8枚全て生きていると思われた私の当たり牌は一瞬にして0枚に。


その上…


「ほう。まさかここまでとはな」


「「「!?!?」」」


3人が何に驚いたか。


もちろん槓ドラだ。


2回のカン、それによって増えたドラ表示牌はいずれも…


「妾の五筒がここまで化けるとはのぅ…」


さしものアリシア先輩も予想外だったようで少し驚いたような表情。


なにせ、表示牌はどちらもだったのだから…。





そこからはもう地獄だった。私は立直しているが故に筒子をツモらされないことを祈るゲーム。アリシア先輩の手は仮に混一色だったとしても倍満以上確定。しかもこの流れなら数え役満はほぼ確定していそうだ。

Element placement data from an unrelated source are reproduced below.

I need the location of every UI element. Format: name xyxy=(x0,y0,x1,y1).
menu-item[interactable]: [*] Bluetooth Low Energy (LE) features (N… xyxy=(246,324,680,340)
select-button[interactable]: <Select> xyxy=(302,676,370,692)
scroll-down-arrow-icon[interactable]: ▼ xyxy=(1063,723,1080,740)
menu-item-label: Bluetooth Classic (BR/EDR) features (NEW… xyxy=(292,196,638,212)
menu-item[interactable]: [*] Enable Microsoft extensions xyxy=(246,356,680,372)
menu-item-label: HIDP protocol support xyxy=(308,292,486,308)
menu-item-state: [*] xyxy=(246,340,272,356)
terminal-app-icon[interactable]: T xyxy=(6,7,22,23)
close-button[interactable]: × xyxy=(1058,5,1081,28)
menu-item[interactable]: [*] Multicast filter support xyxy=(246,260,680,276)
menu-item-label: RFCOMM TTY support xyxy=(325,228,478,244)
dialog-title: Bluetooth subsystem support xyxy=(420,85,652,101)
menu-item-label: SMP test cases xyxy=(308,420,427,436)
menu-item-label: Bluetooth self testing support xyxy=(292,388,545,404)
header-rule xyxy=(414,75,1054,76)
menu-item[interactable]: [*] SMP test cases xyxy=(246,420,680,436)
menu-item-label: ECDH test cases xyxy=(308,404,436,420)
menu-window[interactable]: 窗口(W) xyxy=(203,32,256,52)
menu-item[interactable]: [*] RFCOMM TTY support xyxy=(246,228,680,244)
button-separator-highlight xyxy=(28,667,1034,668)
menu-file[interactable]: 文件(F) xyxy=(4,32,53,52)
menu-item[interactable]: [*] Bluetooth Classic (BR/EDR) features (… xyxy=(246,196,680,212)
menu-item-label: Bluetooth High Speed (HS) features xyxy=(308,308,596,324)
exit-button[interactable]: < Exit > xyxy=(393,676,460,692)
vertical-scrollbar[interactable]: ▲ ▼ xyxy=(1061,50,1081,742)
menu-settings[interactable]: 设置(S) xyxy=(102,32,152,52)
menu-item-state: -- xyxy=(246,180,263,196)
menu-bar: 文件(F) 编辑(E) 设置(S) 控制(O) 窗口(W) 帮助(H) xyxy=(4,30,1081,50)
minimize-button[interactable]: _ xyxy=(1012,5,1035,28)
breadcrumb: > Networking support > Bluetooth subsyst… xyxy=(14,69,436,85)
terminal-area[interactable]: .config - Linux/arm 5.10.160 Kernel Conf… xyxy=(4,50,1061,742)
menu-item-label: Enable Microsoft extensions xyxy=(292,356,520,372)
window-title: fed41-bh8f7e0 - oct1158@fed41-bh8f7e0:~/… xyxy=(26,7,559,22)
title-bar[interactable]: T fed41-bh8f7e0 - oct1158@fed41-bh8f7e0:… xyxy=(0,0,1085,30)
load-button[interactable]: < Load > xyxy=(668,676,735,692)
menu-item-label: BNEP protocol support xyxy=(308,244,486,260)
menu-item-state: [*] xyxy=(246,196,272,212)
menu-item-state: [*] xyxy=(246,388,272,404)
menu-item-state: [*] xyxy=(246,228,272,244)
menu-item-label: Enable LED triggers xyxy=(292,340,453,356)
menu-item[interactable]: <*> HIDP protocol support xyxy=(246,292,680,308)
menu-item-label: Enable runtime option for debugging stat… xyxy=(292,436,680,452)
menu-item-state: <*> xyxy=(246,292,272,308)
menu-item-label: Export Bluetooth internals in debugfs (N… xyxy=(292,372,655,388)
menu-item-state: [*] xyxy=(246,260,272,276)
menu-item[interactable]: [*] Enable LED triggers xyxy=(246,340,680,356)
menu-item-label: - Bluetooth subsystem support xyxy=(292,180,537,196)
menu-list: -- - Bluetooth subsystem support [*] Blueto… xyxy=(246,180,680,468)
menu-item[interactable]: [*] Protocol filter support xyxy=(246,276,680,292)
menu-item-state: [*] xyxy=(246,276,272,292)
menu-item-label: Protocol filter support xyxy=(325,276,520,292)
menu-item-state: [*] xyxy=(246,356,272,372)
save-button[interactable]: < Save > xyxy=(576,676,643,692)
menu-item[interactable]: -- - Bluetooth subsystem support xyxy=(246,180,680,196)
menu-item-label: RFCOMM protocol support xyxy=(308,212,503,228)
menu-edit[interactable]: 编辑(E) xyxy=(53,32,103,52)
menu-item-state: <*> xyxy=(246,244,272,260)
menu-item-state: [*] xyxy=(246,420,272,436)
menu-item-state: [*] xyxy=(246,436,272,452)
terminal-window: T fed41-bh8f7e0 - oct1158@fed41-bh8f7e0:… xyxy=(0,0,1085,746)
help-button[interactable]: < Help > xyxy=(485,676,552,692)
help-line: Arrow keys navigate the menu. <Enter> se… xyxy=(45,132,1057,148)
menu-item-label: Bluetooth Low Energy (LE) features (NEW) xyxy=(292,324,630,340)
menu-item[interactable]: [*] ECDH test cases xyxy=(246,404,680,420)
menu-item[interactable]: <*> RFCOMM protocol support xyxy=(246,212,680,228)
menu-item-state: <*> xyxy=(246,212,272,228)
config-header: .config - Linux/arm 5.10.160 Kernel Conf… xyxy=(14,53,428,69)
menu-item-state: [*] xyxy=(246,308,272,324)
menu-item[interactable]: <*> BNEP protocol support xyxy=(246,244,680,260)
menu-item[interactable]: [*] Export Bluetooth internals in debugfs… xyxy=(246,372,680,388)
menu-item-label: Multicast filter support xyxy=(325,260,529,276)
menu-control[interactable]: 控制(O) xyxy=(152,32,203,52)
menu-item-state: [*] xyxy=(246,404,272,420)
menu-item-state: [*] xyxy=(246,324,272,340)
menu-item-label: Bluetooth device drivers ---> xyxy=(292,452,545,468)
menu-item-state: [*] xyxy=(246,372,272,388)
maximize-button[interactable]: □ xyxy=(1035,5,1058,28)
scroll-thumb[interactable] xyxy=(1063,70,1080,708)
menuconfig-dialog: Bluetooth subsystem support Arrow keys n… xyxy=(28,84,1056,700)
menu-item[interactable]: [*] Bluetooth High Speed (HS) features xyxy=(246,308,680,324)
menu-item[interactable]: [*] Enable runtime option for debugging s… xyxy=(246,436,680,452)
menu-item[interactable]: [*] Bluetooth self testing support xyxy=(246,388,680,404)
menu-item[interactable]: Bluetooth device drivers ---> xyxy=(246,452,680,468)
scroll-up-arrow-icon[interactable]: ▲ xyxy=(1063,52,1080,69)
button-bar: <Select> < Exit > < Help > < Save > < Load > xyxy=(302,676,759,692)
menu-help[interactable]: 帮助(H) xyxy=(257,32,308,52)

メグ先輩とミタマちゃんは筒子と字牌は絶対に切れない。


そうなると待ち受ける結果は当然…


「ツモ。清一色、三暗刻、対々和、ドラ8。17翻で数え役満じゃな」


いくら筒子を全て止めていたとしてもツモられる分には止めようがない。

結局アリシア先輩にツモ和了られ、8100・16100。

せっかく和了った親ッパネがパァだ。


しかも、全くイカサマなし。

ヒラで数え役満なんて…


「基本的に妾は運がよい。ハズレのガリガリ君を絶対に引かない程度にはの」


「数え役満よりもアリシアちゃんの口から『ガリガリ君』って単語が出てきたことに驚きが隠せない」




◆◇◆◇◆◇◆◇◆◇◆◇◆◇◆◇



さあ、東三局が終わりました。


えっとね、半荘3回やるんだよこれ()


今回は初めて誰もイカサマしないお話でした。